Section 18. Residential ad valorem tax limits; limit on increase in values; definitions
(1) The maximum amount of ad valorem taxes that may be collected from residential property in any tax year shall not exceed one per cent of the property’s full cash value as limited by this section.
(2) The limitation provided in subsection (1) does not apply to:
(a) Ad valorem taxes or special assessments levied to pay the principal of and interest and redemption charges on bonded indebtedness or other lawful long-term obligations issued or incurred for a specific purpose.
(b) Ad valorem taxes or assessments levied by or for property improvement assessment districts, improvement districts and other special purpose districts other than counties, cities, towns, school districts and community college districts.
(c) Ad valorem taxes levied pursuant to an election to exceed a budget, expenditure or tax limitation.
(3) Except as otherwise provided by subsections (5), (6) and (7) of this section:
(a) Through tax year 2014, the value of real property and improvements and the value of mobile homes used for all ad valorem taxes except those specified in subsection (2) shall be the lesser of the full cash value of the property or an amount ten per cent greater than the value of property determined pursuant to this subsection for the prior year or an amount equal to the value of property determined pursuant to this subsection for the prior year plus one-fourth of the difference between such value and the full cash value of the property for current tax year, whichever is greater.
(b) For the purposes of taxes levied beginning in tax year 2015, the value of real property and improvements, including mobile homes, used for all ad valorem taxes shall be the lesser of the full cash value of the property or an amount five per cent greater than the value of property determined pursuant to this subsection for the prior year.
(4) The legislature shall by law provide a method of determining the value, subject to the provisions of subsection (3), of new property.

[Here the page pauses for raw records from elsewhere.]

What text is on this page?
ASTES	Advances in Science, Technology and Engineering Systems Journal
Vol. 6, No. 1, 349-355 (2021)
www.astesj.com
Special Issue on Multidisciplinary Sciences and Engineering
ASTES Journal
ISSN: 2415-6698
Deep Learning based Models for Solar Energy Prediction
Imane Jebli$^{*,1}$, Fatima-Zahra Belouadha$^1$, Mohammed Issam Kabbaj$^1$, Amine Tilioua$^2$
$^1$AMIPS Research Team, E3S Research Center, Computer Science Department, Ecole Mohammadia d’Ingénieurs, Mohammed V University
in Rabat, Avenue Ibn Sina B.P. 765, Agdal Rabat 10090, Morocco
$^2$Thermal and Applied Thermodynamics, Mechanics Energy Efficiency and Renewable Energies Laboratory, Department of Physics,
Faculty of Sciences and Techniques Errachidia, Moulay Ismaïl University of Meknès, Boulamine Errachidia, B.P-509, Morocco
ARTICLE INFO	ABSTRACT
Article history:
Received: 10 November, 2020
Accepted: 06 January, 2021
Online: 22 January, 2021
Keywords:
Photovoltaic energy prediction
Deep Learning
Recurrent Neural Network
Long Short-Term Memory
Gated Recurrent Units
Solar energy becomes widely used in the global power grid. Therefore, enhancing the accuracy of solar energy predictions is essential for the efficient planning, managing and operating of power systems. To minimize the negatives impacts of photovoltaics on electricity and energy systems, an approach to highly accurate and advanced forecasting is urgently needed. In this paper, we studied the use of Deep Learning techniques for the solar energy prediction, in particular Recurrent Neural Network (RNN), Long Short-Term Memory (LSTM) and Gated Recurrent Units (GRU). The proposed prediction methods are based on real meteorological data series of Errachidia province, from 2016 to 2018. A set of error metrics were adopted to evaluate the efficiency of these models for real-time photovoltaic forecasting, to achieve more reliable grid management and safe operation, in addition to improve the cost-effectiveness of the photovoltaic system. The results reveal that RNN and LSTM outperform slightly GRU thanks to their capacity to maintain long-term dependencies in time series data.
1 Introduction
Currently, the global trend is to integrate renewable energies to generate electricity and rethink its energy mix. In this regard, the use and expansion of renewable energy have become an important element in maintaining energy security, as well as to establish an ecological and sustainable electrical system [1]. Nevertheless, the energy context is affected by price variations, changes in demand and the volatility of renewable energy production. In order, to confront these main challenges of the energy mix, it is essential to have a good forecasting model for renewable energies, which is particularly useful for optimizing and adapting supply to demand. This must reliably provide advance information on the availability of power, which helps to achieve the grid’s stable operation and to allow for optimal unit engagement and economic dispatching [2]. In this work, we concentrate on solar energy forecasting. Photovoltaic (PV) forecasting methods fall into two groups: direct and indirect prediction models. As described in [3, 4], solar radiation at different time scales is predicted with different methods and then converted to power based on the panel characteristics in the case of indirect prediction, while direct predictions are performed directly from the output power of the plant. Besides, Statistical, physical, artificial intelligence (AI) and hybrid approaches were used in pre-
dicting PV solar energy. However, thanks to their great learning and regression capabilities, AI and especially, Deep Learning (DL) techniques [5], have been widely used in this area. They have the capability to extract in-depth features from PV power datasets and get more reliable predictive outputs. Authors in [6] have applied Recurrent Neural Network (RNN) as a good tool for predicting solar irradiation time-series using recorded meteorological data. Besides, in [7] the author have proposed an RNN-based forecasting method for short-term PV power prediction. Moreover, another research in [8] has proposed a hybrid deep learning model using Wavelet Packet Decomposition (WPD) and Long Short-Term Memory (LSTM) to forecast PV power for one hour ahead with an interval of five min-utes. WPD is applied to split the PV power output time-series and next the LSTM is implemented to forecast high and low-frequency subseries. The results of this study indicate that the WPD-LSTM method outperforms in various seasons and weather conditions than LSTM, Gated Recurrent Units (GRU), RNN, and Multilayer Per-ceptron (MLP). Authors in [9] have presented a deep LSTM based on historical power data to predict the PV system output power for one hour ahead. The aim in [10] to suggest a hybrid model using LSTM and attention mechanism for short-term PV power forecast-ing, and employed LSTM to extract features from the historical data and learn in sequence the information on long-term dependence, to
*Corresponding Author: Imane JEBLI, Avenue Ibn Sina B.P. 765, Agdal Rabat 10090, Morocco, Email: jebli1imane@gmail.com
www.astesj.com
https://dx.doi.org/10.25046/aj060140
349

(5) The limitation on increases in the value of property prescribed in subsection (3) does not apply to equalization orders that the legislature specifically exempts by law from such limitation.
(6) Subsection (3) does not apply to:
(a) Property used in the business of patented or unpatented producing mines and the mills and the smelters operated in connection with the mines.
(b) Producing oil, gas and geothermal interests.
(c) Real property, improvements thereto and personal property used thereon used in the operation of telephone, telegraph, gas, water and electric utility companies.
(d) Aircraft that is regularly scheduled and operated by an airline company for the primary purpose of carrying persons or property for hire in interstate, intrastate or international transportation.
(e) Standing timber.
(f) Property used in the operation of pipelines.
(g) Personal property regardless of use except mobile homes.
(7) A resident of this state who is sixty-five years of age or older may apply to the county assessor for a property valuation protection option on the person’s primary residence, including not more than ten acres of undeveloped appurtenant land. To be eligible for the property valuation protection option, the resident shall make application and furnish documentation required by the assessor on or before September 1. If the resident fails to file the application on or before September 1, the assessor shall process the application for the subsequent year. If the resident files an application with the assessor on or before September 1, the assessor shall notify the resident whether the application is accepted or denied on or before December 1. The resident may apply for a property valuation protection option after residing in the primary residence for two years. If one person owns the property, the person’s total income from all sources including nontaxable income shall not exceed four hundred per cent of the supplemental security income benefit rate established by section 1611(b)(1) of the social security act. If the property is owned by two or more persons, including a husband and wife, at least one of the owners must be sixty-five years of age or older and the owners’ combined total income from all sources including nontaxable income shall not exceed five hundred per cent of the supplemental security income benefit rate established by section 1611(b)(1) of the social security act. The assessor shall review the owner’s income qualifications on a triennial basis and shall use the owner’s average total income during the previous three years for the review. If the county assessor approves a property valuation protection option, the value of the primary residence shall remain fixed at the valuation determined pursuant to subsection (3) that is in effect during the year the property valuation protection option is filed and as long as the owner remains eligible. To remain eligible, the county assessor shall require a qualifying resident to reapply for the property valuation protection option every three years and shall send a notice of reapplication to qualifying residents six months before the three year reapplication requirement. If title to the property is conveyed to any person who does not qualify for the property valuation protection option, the property valuation protection option terminates, and the property shall revert to its current full cash value.
(8) The legislature shall provide by law a system of property taxation consistent with the provisions of this section.
(9) For the purposes of this section:
(a) “Owner” means the owner of record of the property and includes a person who owns the majority beneficial interest of a living trust.
(b) “Primary residence” means all owner occupied real property and improvements to that real property in this state that is a single family home, condominium or townhouse or an owner occupied mobile home and that is used for residential purposes.